The proposed operating override has high stakes for Brookline’s schools. If approved, the tax increase will raise $11.98 million, phased in gradually over three years. Failure to pass the override will result in an unprecedented $3.25 million budget reduction in fiscal year 2024 for the schools, potentially leading to the loss of 43 positions across various programs. Performing arts and world languages will be among the hardest hit, and class sizes will increase. The budget reductions will get deeper in subsequent years, with cuts rising to $6.3 million by fiscal year 2026.
“This is a complete gutting of our public schools. This takes our entire public school system down to the bare bones,” said School Committee member Nancy Rhei Gorer.
The remaining $4.99 million in override funds will be used to close existing deficits and pay for roadway maintenance, vehicle replacement, facilities maintenance, employee recruitment and retention, rodent control, and other initiatives.
The proposed tax increases are substantial, and some voters believe they result from an out-of-control budget. However, there is no organized campaign opposing the override. The owners of a single-family home assessed at the median value of $2,013,950 would see their property taxes increase by $723.96 if voters approve the override. Owners of a condominium assessed at the median value of $772,450 would see a $196.56 increase in property taxes.

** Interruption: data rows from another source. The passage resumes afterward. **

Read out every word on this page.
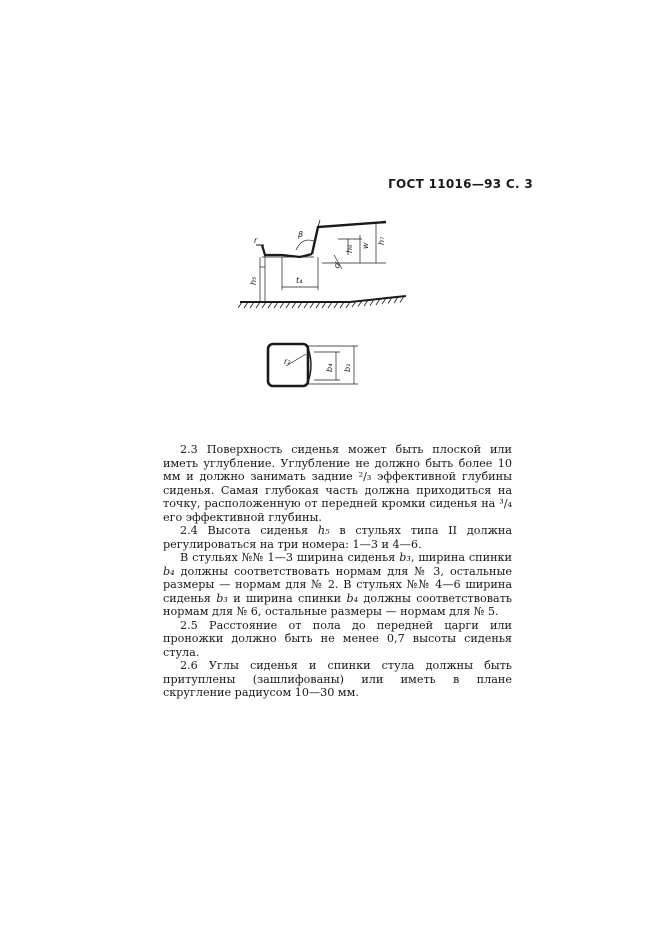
ГОСТ 11016—93 С. 3
r
β
h₆ w
h₇
d
h₅	t₄
r₂
b₄ b₁

2.3 Поверхность сиденья может быть плоской или иметь углубление. Углубление не должно быть более 10 мм и должно занимать задние ²/₃ эффективной глубины сиденья. Самая глубокая часть должна приходиться на точку, расположенную от передней кромки сиденья на ³/₄ его эффективной глубины.

2.4 Высота сиденья h₅ в стульях типа II должна регулироваться на три номера: 1—3 и 4—6.

В стульях №№ 1—3 ширина сиденья b₃, ширина спинки b₄ должны соответствовать нормам для № 3, остальные размеры — нормам для № 2. В стульях №№ 4—6 ширина сиденья b₃ и ширина спинки b₄ должны соответствовать нормам для № 6, остальные размеры — нормам для № 5.

2.5 Расстояние от пола до передней царги или проножки должно быть не менее 0,7 высоты сиденья стула.

2.6 Углы сиденья и спинки стула должны быть притуплены (зашлифованы) или иметь в плане скругление радиусом 10—30 мм.
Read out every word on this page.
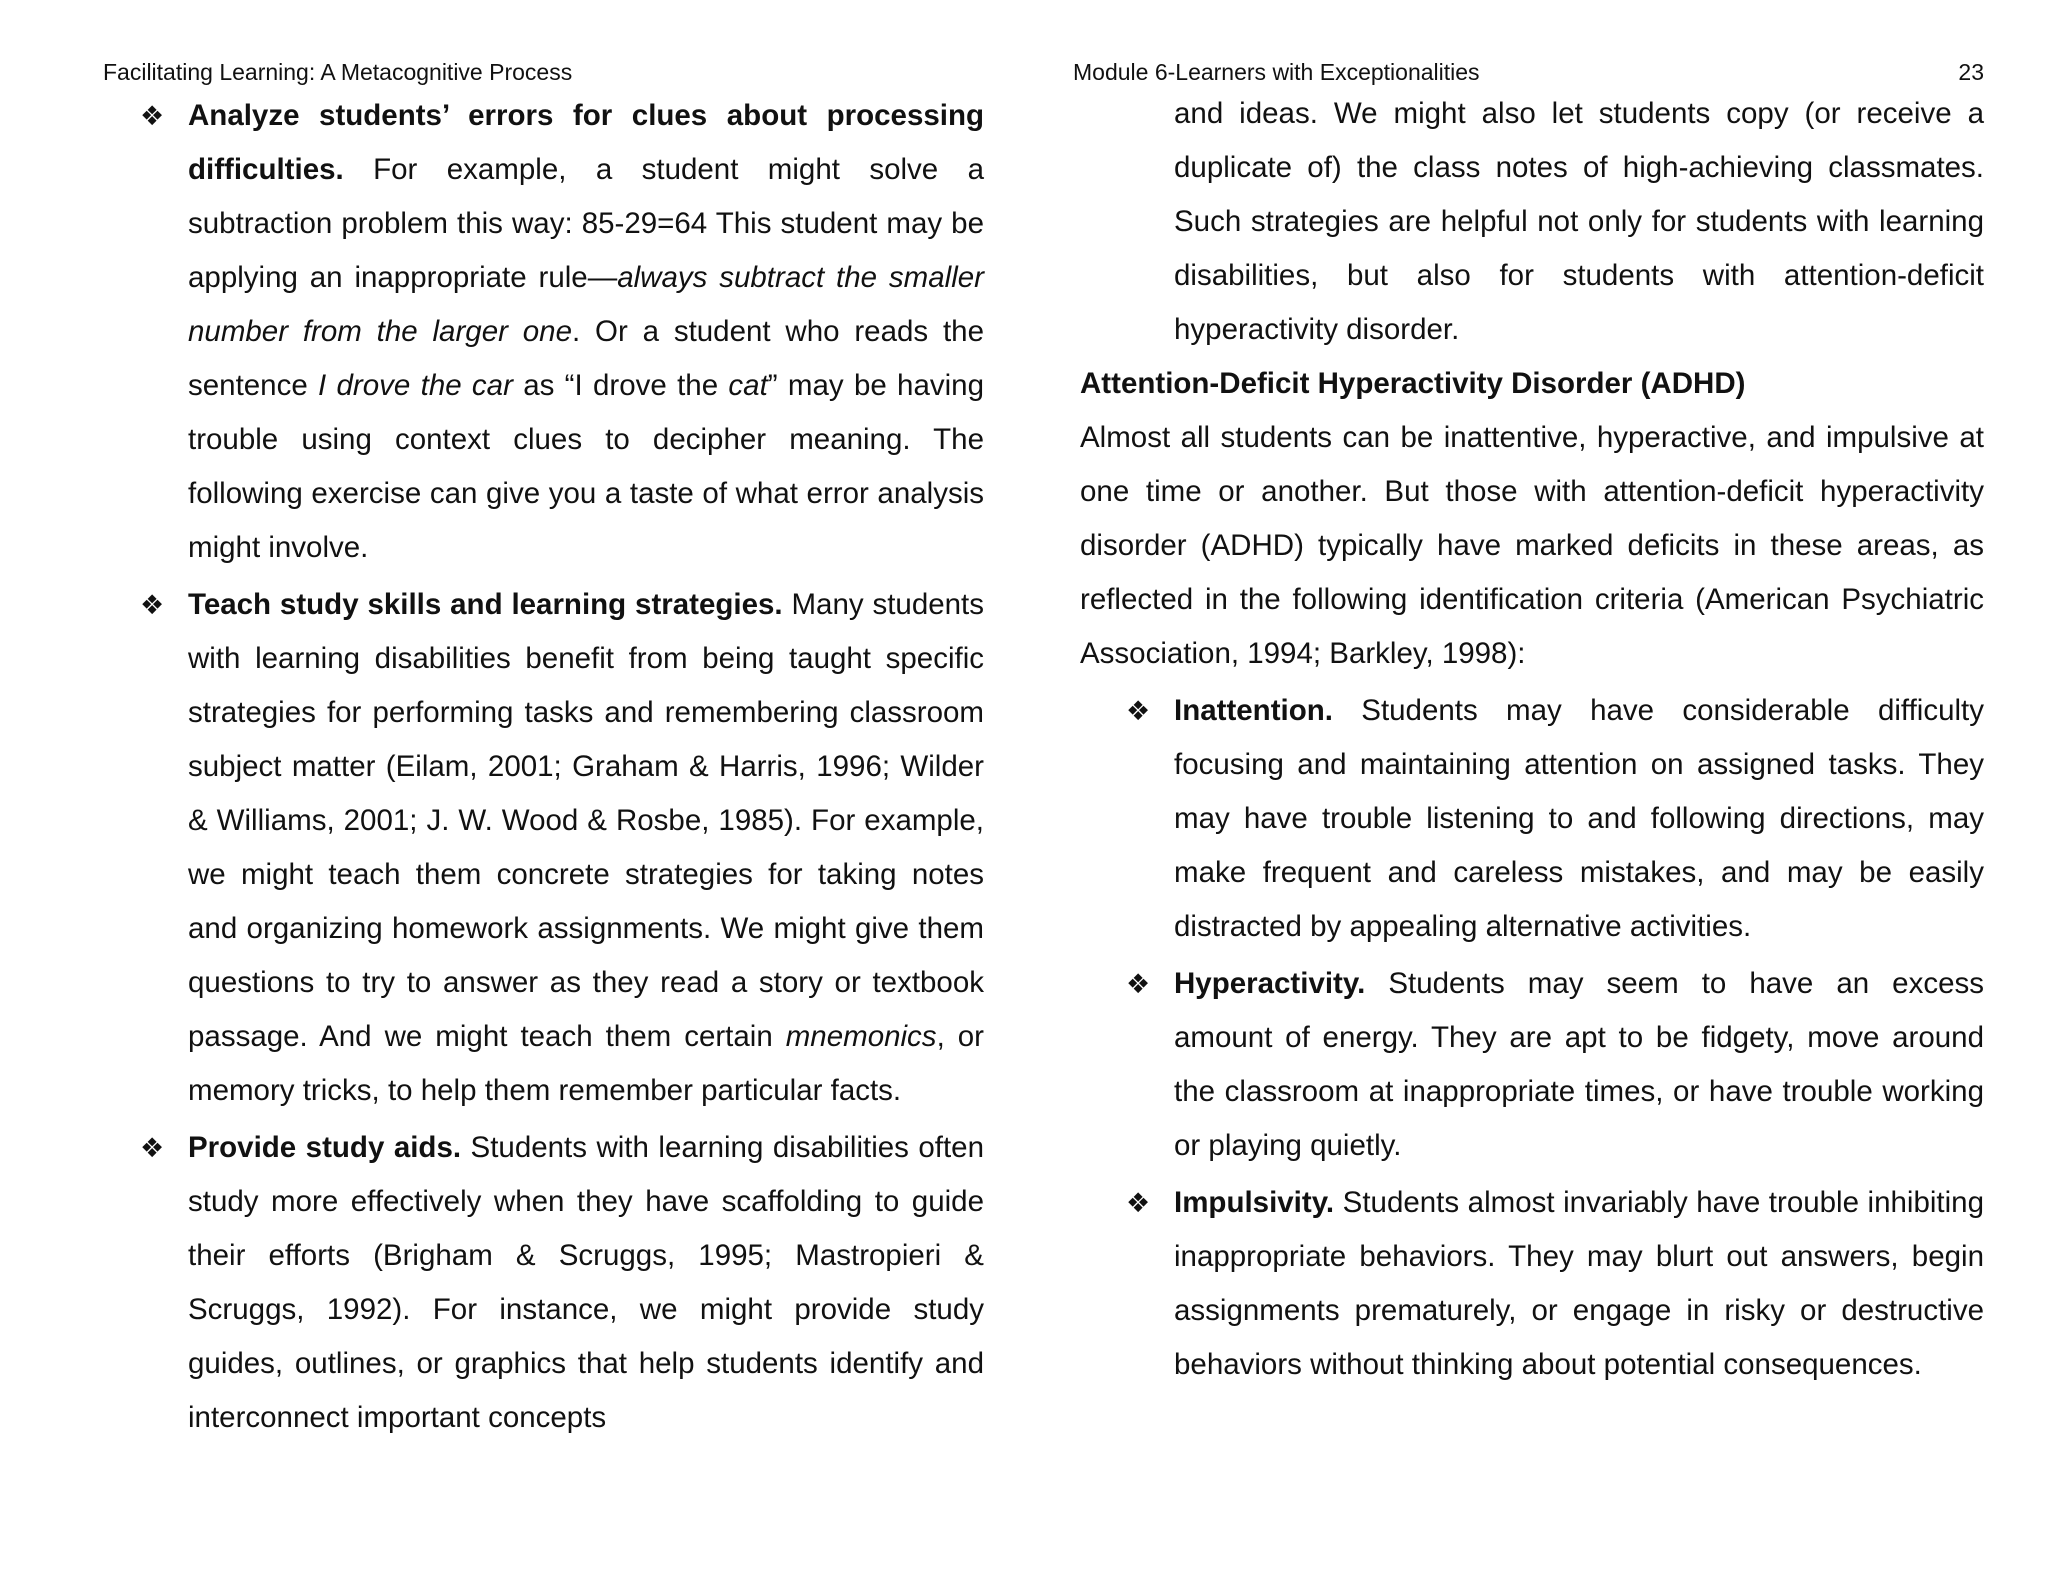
Facilitating Learning: A Metacognitive Process
❖ Analyze students’ errors for clues about processing difficulties. For example, a student might solve a subtraction problem this way: 85-29=64 This student may be applying an inappropriate rule—always subtract the smaller number from the larger one. Or a student who reads the sentence I drove the car as “I drove the cat” may be having trouble using context clues to decipher meaning. The following exercise can give you a taste of what error analysis might involve.
❖ Teach study skills and learning strategies. Many students with learning disabilities benefit from being taught specific strategies for performing tasks and remembering classroom subject matter (Eilam, 2001; Graham & Harris, 1996; Wilder & Williams, 2001; J. W. Wood & Rosbe, 1985). For example, we might teach them concrete strategies for taking notes and organizing homework assignments. We might give them questions to try to answer as they read a story or textbook passage. And we might teach them certain mnemonics, or memory tricks, to help them remember particular facts.
❖ Provide study aids. Students with learning disabilities often study more effectively when they have scaffolding to guide their efforts (Brigham & Scruggs, 1995; Mastropieri & Scruggs, 1992). For instance, we might provide study guides, outlines, or graphics that help students identify and interconnect important concepts
Module 6-Learners with Exceptionalities	23

and ideas. We might also let students copy (or receive a duplicate of) the class notes of high-achieving classmates. Such strategies are helpful not only for students with learning disabilities, but also for students with attention-deficit hyperactivity disorder.

Attention-Deficit Hyperactivity Disorder (ADHD)

Almost all students can be inattentive, hyperactive, and impulsive at one time or another. But those with attention-deficit hyperactivity disorder (ADHD) typically have marked deficits in these areas, as reflected in the following identification criteria (American Psychiatric Association, 1994; Barkley, 1998):

❖ Inattention. Students may have considerable difficulty focusing and maintaining attention on assigned tasks. They may have trouble listening to and following directions, may make frequent and careless mistakes, and may be easily distracted by appealing alternative activities.
❖ Hyperactivity. Students may seem to have an excess amount of energy. They are apt to be fidgety, move around the classroom at inappropriate times, or have trouble working or playing quietly.
❖ Impulsivity. Students almost invariably have trouble inhibiting inappropriate behaviors. They may blurt out answers, begin assignments prematurely, or engage in risky or destructive behaviors without thinking about potential consequences.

In addition to the operating override, there is a second override question, 2B, which includes the same base tax increase as question 2A but would also add $1.8 million to fund a municipal compost collection service. The compost program would add $112.05 to the annual property tax bill for the median-value single-family home.

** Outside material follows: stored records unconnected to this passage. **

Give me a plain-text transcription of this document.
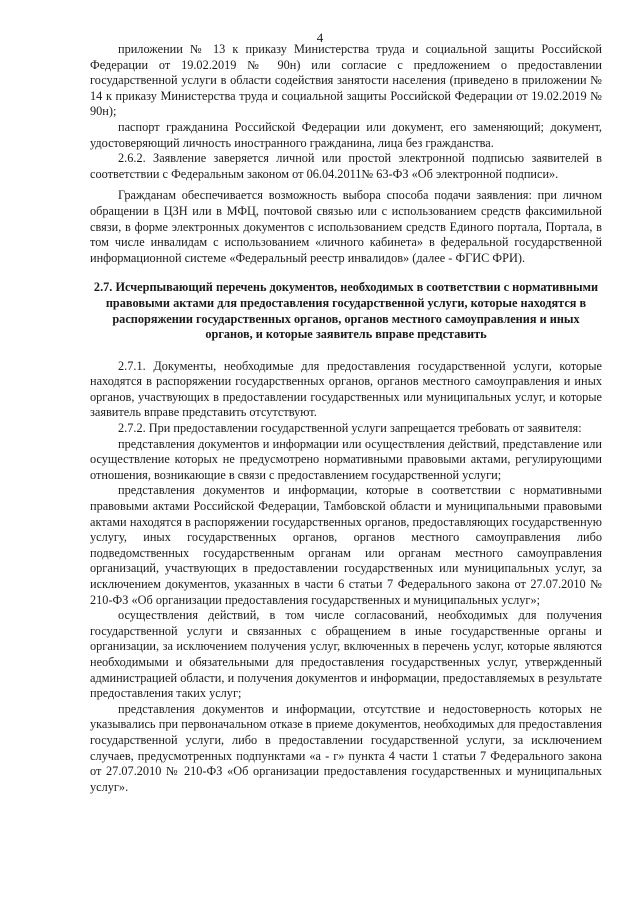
4

приложении № 13 к приказу Министерства труда и социальной защиты Российской Федерации от 19.02.2019 № 90н) или согласие с предложением о предоставлении государственной услуги в области содействия занятости населения (приведено в приложении № 14 к приказу Министерства труда и социальной защиты Российской Федерации от 19.02.2019 № 90н);

паспорт гражданина Российской Федерации или документ, его заменяющий; документ, удостоверяющий личность иностранного гражданина, лица без гражданства.

2.6.2. Заявление заверяется личной или простой электронной подписью заявителей в соответствии с Федеральным законом от 06.04.2011№ 63-ФЗ «Об электронной подписи».

Гражданам обеспечивается возможность выбора способа подачи заявления: при личном обращении в ЦЗН или в МФЦ, почтовой связью или с использованием средств факсимильной связи, в форме электронных документов с использованием средств Единого портала, Портала, в том числе инвалидам с использованием «личного кабинета» в федеральной государственной информационной системе «Федеральный реестр инвалидов» (далее - ФГИС ФРИ).

2.7. Исчерпывающий перечень документов, необходимых в соответствии с нормативными правовыми актами для предоставления государственной услуги, которые находятся в распоряжении государственных органов, органов местного самоуправления и иных органов, и которые заявитель вправе представить

2.7.1. Документы, необходимые для предоставления государственной услуги, которые находятся в распоряжении государственных органов, органов местного самоуправления и иных органов, участвующих в предоставлении государственных или муниципальных услуг, и которые заявитель вправе представить отсутствуют.

2.7.2. При предоставлении государственной услуги запрещается требовать от заявителя:

представления документов и информации или осуществления действий, представление или осуществление которых не предусмотрено нормативными правовыми актами, регулирующими отношения, возникающие в связи с предоставлением государственной услуги;

представления документов и информации, которые в соответствии с нормативными правовыми актами Российской Федерации, Тамбовской области и муниципальными правовыми актами находятся в распоряжении государственных органов, предоставляющих государственную услугу, иных государственных органов, органов местного самоуправления либо подведомственных государственным органам или органам местного самоуправления организаций, участвующих в предоставлении государственных или муниципальных услуг, за исключением документов, указанных в части 6 статьи 7 Федерального закона от 27.07.2010 № 210-ФЗ «Об организации предоставления государственных и муниципальных услуг»;

осуществления действий, в том числе согласований, необходимых для получения государственной услуги и связанных с обращением в иные государственные органы и организации, за исключением получения услуг, включенных в перечень услуг, которые являются необходимыми и обязательными для предоставления государственных услуг, утвержденный администрацией области, и получения документов и информации, предоставляемых в результате предоставления таких услуг;

представления документов и информации, отсутствие и недостоверность которых не указывались при первоначальном отказе в приеме документов, необходимых для предоставления государственной услуги, либо в предоставлении государственной услуги, за исключением случаев, предусмотренных подпунктами «а - г» пункта 4 части 1 статьи 7 Федерального закона от 27.07.2010 № 210-ФЗ «Об организации предоставления государственных и муниципальных услуг».
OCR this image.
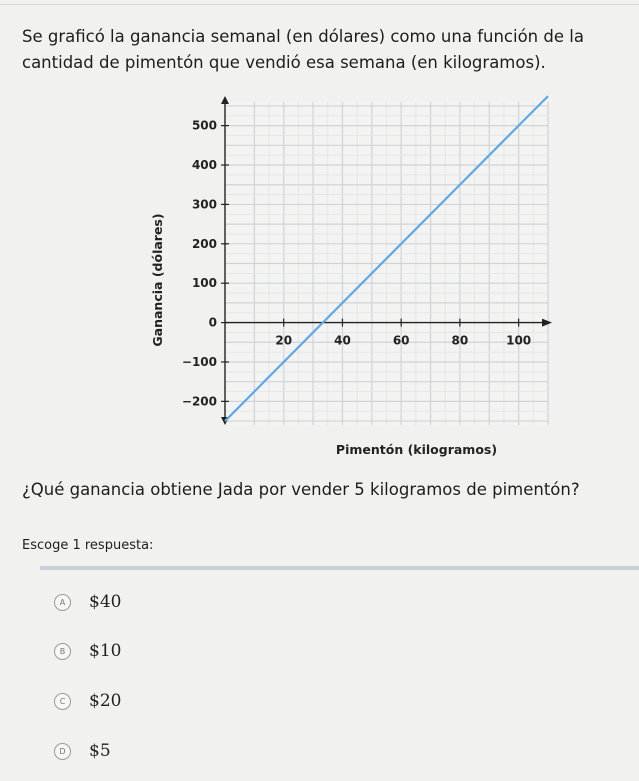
Se graficó la ganancia semanal (en dólares) como una función de la cantidad de pimentón que vendió esa semana (en kilogramos).
20	40	60	80	100
500
400
300
200
100
0
−100
−200
Pimentón (kilogramos)
Ganancia (dólares)
¿Qué ganancia obtiene Jada por vender 5 kilogramos de pimentón?
Escoge 1 respuesta:
A	$40
B	$10
C	$20
D	$5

If both questions are approved, the operating override plus the compost collection service would lead to a total levy increase of $13,833,367. The town has published a calculator where residents can plug in their addresses and find the impact on their property taxes from both the operating override and the Pierce School debt exclusion question.
The election will have a profound impact on Brookline’s future, and voters must weigh the benefits of funding the schools and other municipal departments against the costs of the tax increase.